In his appeal before the HC, the husband quoted section 2 (a) of PCMA that defines a child. According to this definition, he said, a man remains a child till he turns 21 which is the legal age to get married under the law. It was further argued on his behalf that PCMA did not define the word major and majority. Also, the law never borrowed the definition of majority as defined in The Majority Act, which is 18 years.

However, the court was told that the context in which the word majority has been used in section 3(3) of PCMA, which allows one of the two spouses to move the court for marriage annulment, must be decided by looking at the word through the prism of section 2(a) of PCMA, which defines the word child. This means that a boy would attain majority for the purpose of filing an annulment petition under section 3 of the PCMA only when he turns 21. Hence, the limitation period for him would be computed from that age and not 18.

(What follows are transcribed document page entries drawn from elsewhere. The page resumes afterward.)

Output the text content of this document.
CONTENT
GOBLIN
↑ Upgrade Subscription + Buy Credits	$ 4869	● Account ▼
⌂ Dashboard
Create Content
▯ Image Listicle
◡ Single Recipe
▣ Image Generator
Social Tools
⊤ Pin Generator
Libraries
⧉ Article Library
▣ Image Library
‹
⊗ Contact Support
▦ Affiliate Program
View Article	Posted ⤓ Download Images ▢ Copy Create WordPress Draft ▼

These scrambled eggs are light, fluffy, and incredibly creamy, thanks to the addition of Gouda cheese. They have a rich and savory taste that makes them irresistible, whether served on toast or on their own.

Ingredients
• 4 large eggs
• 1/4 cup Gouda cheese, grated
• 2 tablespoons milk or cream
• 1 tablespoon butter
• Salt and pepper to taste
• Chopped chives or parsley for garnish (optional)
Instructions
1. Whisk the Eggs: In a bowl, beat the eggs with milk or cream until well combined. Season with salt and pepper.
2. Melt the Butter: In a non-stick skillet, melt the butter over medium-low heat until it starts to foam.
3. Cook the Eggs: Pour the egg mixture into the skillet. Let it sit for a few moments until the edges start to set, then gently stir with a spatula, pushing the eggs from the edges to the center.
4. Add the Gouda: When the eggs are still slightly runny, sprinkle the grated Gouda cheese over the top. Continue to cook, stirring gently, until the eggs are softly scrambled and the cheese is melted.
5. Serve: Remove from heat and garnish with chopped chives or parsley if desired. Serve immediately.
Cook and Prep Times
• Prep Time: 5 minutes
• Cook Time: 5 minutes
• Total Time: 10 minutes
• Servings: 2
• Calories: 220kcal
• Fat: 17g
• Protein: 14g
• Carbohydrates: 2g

The complexities of computing the limitation period upon the boy turning 18, too, were addressed. The HC was told if 18 is taken as the age to fix the limitation period then a male child who gets married after 20 would never be able to take recourse of section 3(2) of PCMA and seek annulment of his marriage even though he was a child at the time of his wedding.

Questioning the Allahabad HC judgment, which accepted the husband’s argument, the wife has in her plea before SC quoted section 9 of the PCMA, which says that a male adult above the age of 18, who contracts a child marriage, shall be punishable with rigorous imprisonment of two years or fine. Further, section 2(f) of PCMA defines a minor as someone who has not yet reached the age of majority as defined by the Majority Act of 1875, which is 18 years.

The wife has asked the court to do a conjoint reading of sections 9, 3(3) and 2(f) and the Indian Majority Act, 1857 to treat 18 as the age to compute the limitation period for a man to file a marriage annulment petition.

Her petition argues that two concepts are established in PCMA, one is the legal capacity to marry for which the law defines a legally valid age and second is the legal capacity to bring a suit to seek annulment of a child marriage, which is acquired when one turns 18.

HC judgment, as per the wife’s submission, is in “direct conflict with the legislative purpose, constitutional principles and the protective ethos of the PCMA.

Moreover, permitting men to annul marriages until 23 while limiting females to 20 would violate the principle of equality and undermine the legislative protections the PCMA aims to extend to both genders, the wife has argued.

The artificial concept of child, introduced in the law, to define legal age for marriage is out of social desirability in a typical Indian marriage. The cap of 21 years for a boy is to ensure that he is financially and educationally equipped to look after his female partner, the petition said.